Figure 2: Pipeline of Active Pose Tracking. Encode the current observation, denoise over K reverse‑diffusion steps to obtain continuous SE(3) poses, then execute the last k poses in a receding‑horizon loop.
Implementation and Results
The proposed ActivePose framework has been evaluated and validated in both simulation and real-world environments, demonstrating superior performance over classical baselines in various challenging scenarios:
- Pose Estimation: The proposed method outperforms fixed-view and random-NBV approaches significantly, achieving a success rate as high as 97.5% in random placements and 95.0% in high-entropy placements, both in simulation and real-world settings.

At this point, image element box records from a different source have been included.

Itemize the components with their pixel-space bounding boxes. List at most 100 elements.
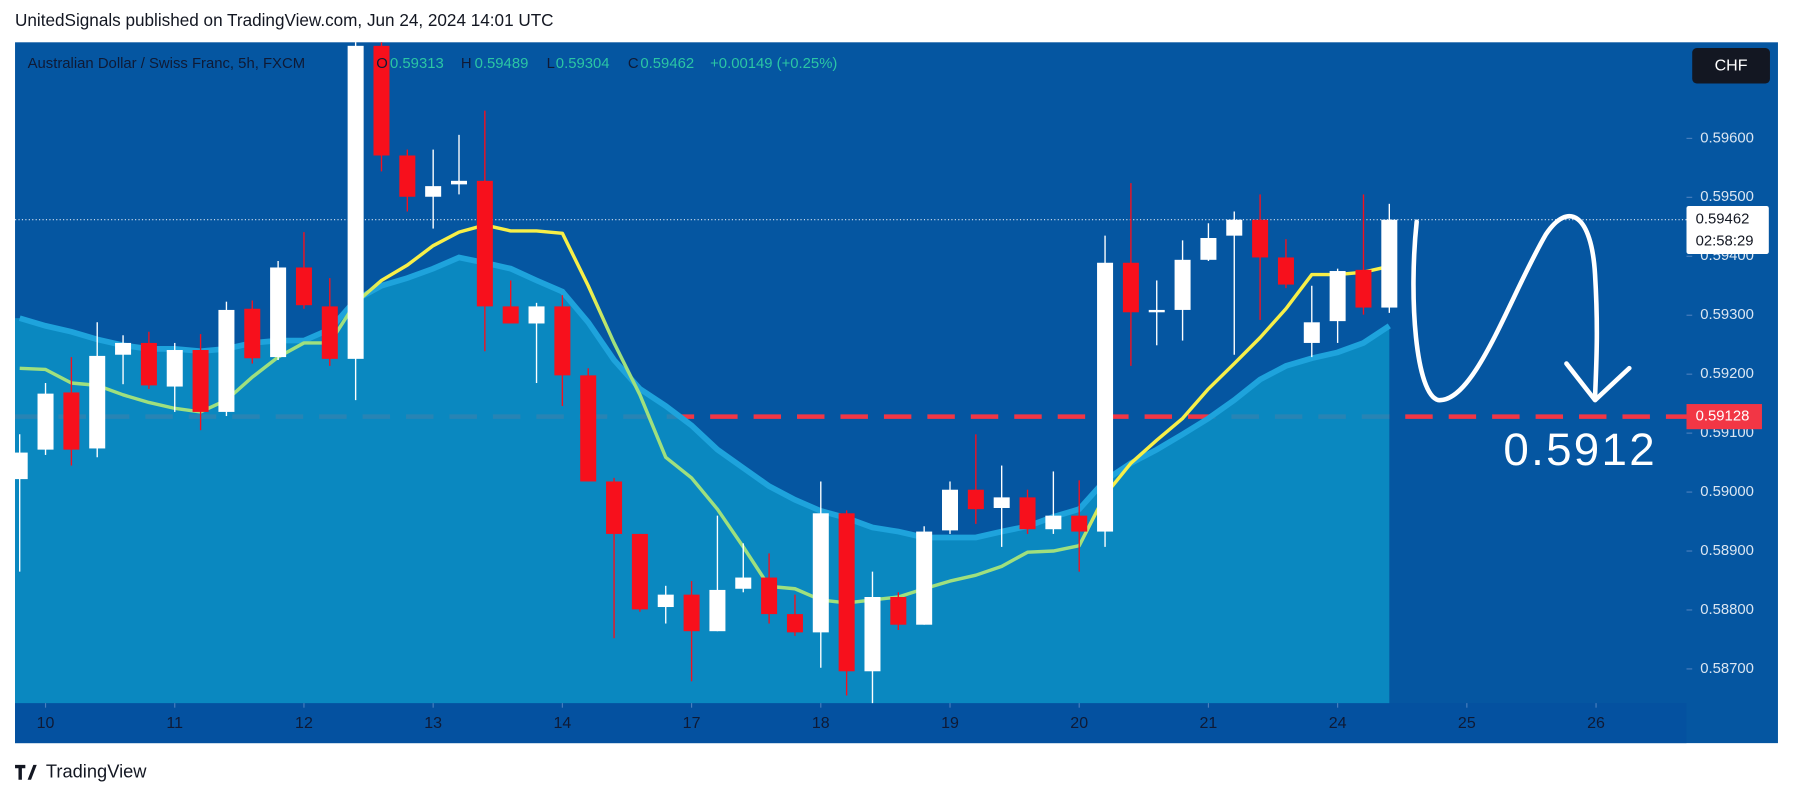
candle-body <box>631 533 648 610</box>
published-note: UnitedSignals published on TradingView.c… <box>15 10 554 30</box>
footer-logo: TradingView <box>15 761 147 782</box>
x-tick-label: 11 <box>166 715 183 732</box>
candle-body <box>657 594 674 608</box>
x-tick-label: 14 <box>553 715 571 732</box>
candle-body <box>838 513 855 672</box>
ohlc-label: C <box>628 56 639 72</box>
candle-body <box>63 392 80 450</box>
ohlc-value: 0.59304 <box>556 56 610 72</box>
ema-line <box>19 223 1390 605</box>
candle-body <box>941 489 959 531</box>
currency-button[interactable] <box>1692 48 1770 84</box>
y-tick-label: 0.58800 <box>1700 602 1754 618</box>
candle-body <box>11 452 28 480</box>
level-label-box <box>1686 404 1762 430</box>
candle-body <box>1045 515 1062 530</box>
ohlc-value: 0.59489 <box>475 56 529 72</box>
candle-body <box>967 489 984 510</box>
ohlc-label: L <box>547 56 555 72</box>
candle-body <box>580 375 597 482</box>
candle-body <box>1148 309 1165 313</box>
x-tick-label: 13 <box>424 715 442 732</box>
candle-body <box>295 267 312 306</box>
symbol-title: Australian Dollar / Swiss Franc, 5h, FXC… <box>28 56 305 72</box>
candle-body <box>270 267 287 358</box>
candle-body <box>1122 262 1139 313</box>
candle-body <box>89 355 106 449</box>
y-tick-label: 0.58700 <box>1700 661 1754 677</box>
candle-body <box>735 577 752 589</box>
y-tick-label: 0.59000 <box>1700 484 1754 500</box>
annotation: 0.5912 <box>1503 424 1657 475</box>
candle-body <box>761 577 778 615</box>
x-tick-label: 20 <box>1070 715 1088 732</box>
x-tick-label: 21 <box>1200 715 1218 732</box>
countdown-label: 02:58:29 <box>1696 233 1754 249</box>
candle-body <box>1252 219 1269 258</box>
candle-body <box>476 180 493 307</box>
candle-body <box>1097 262 1114 532</box>
x-tick-label: 18 <box>812 715 830 732</box>
y-tick-label: 0.59200 <box>1700 366 1754 382</box>
price-change: +0.00149 (+0.25%) <box>710 56 837 72</box>
x-tick-label: 25 <box>1458 715 1476 732</box>
y-tick-label: 0.59500 <box>1700 189 1754 205</box>
ohlc-label: O <box>376 56 388 72</box>
candle-body <box>554 306 571 376</box>
candle-body <box>1381 219 1398 308</box>
candle-body <box>709 589 726 632</box>
y-tick-label: 0.59600 <box>1700 130 1754 146</box>
currency-label[interactable]: CHF <box>1715 58 1748 75</box>
candle-body <box>1226 219 1243 236</box>
candle-body <box>683 594 700 632</box>
arrow-head <box>1564 361 1632 403</box>
candle-body <box>373 45 390 156</box>
candle-body <box>244 308 261 359</box>
candle-body <box>166 350 183 387</box>
candle-body <box>1200 238 1217 260</box>
y-tick-label: 0.58900 <box>1700 543 1754 559</box>
candle-body <box>1071 515 1088 532</box>
y-tick-label: 0.59300 <box>1700 307 1754 323</box>
candle-body <box>890 597 907 625</box>
x-tick-label: 19 <box>941 715 959 732</box>
candle-body <box>786 614 803 633</box>
candle-body <box>140 342 157 386</box>
ohlc-value: 0.59313 <box>390 56 444 72</box>
candle-body <box>1303 322 1320 343</box>
x-tick-label: 12 <box>295 715 313 732</box>
candle-body <box>115 342 132 355</box>
band-area <box>15 257 1390 704</box>
candle-body <box>192 350 209 412</box>
candle-body <box>1329 271 1346 322</box>
hand-drawn-path <box>1411 214 1600 403</box>
logo-mark <box>15 764 37 780</box>
candle-body <box>1019 497 1036 530</box>
x-tick-label: 26 <box>1587 715 1605 732</box>
candle-body <box>451 180 468 185</box>
x-tick-label: 10 <box>37 715 55 732</box>
candle-body <box>37 393 54 450</box>
level-label: 0.59128 <box>1696 409 1750 425</box>
candle-body <box>993 497 1010 508</box>
candle-body <box>321 306 338 359</box>
candle-body <box>1174 259 1191 310</box>
time-axis <box>15 703 1687 744</box>
x-tick-label: 24 <box>1329 715 1347 732</box>
candle-body <box>916 531 933 625</box>
candle-body <box>606 481 623 534</box>
last-price-box <box>1686 206 1769 255</box>
last-price-label: 0.59462 <box>1696 212 1750 228</box>
candle-body <box>812 513 829 633</box>
candle-body <box>1355 269 1372 308</box>
candle-body <box>399 155 416 197</box>
candle-body <box>347 45 364 359</box>
candle-body <box>1277 257 1294 285</box>
ohlc-value: 0.59462 <box>640 56 694 72</box>
candle-body <box>218 309 235 412</box>
footer-brand: TradingView <box>46 761 147 782</box>
candle-body <box>502 306 519 324</box>
candle-body <box>425 186 442 197</box>
x-tick-label: 17 <box>683 715 701 732</box>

- Pose Tracking: The active tracking component shows enhanced capabilities under conditions of long-range linear motion, circular rotation, temporary occlusions, and random spatial movements. The success rates range from 52.5% to 91.3%, indicating significant improvements in maintaining object visibility and reducing ambiguity.
- Integrated Tasks: In the context of peg-in-hole assembly, ActivePose delivers a consistent 90% success rate, highlighting its efficacy in maintaining accurate pose estimation and tracking over the entire manipulation process.
Conclusion
The ActivePose framework introduces a novel approach to addressing the inherent challenges of 6D pose estimation and tracking by integrating next-best-view selection with dynamic pose tracking. It advances the capability of robotic manipulation systems to operate effectively in cluttered and dynamically changing environments, facilitating robust object interaction. Future work intends to explore image-based feature representations to enhance the computational robustness and sensitivity to pose variations.
This work contributes significantly to the field of robotic perception, aiming to eliminate the traditional bottlenecks associated with pose ambiguity and tracking stability. By actively and intelligently adjusting viewpoints, ActivePose sets a new standard for autonomous manipulation tasks requiring high precision and adaptability.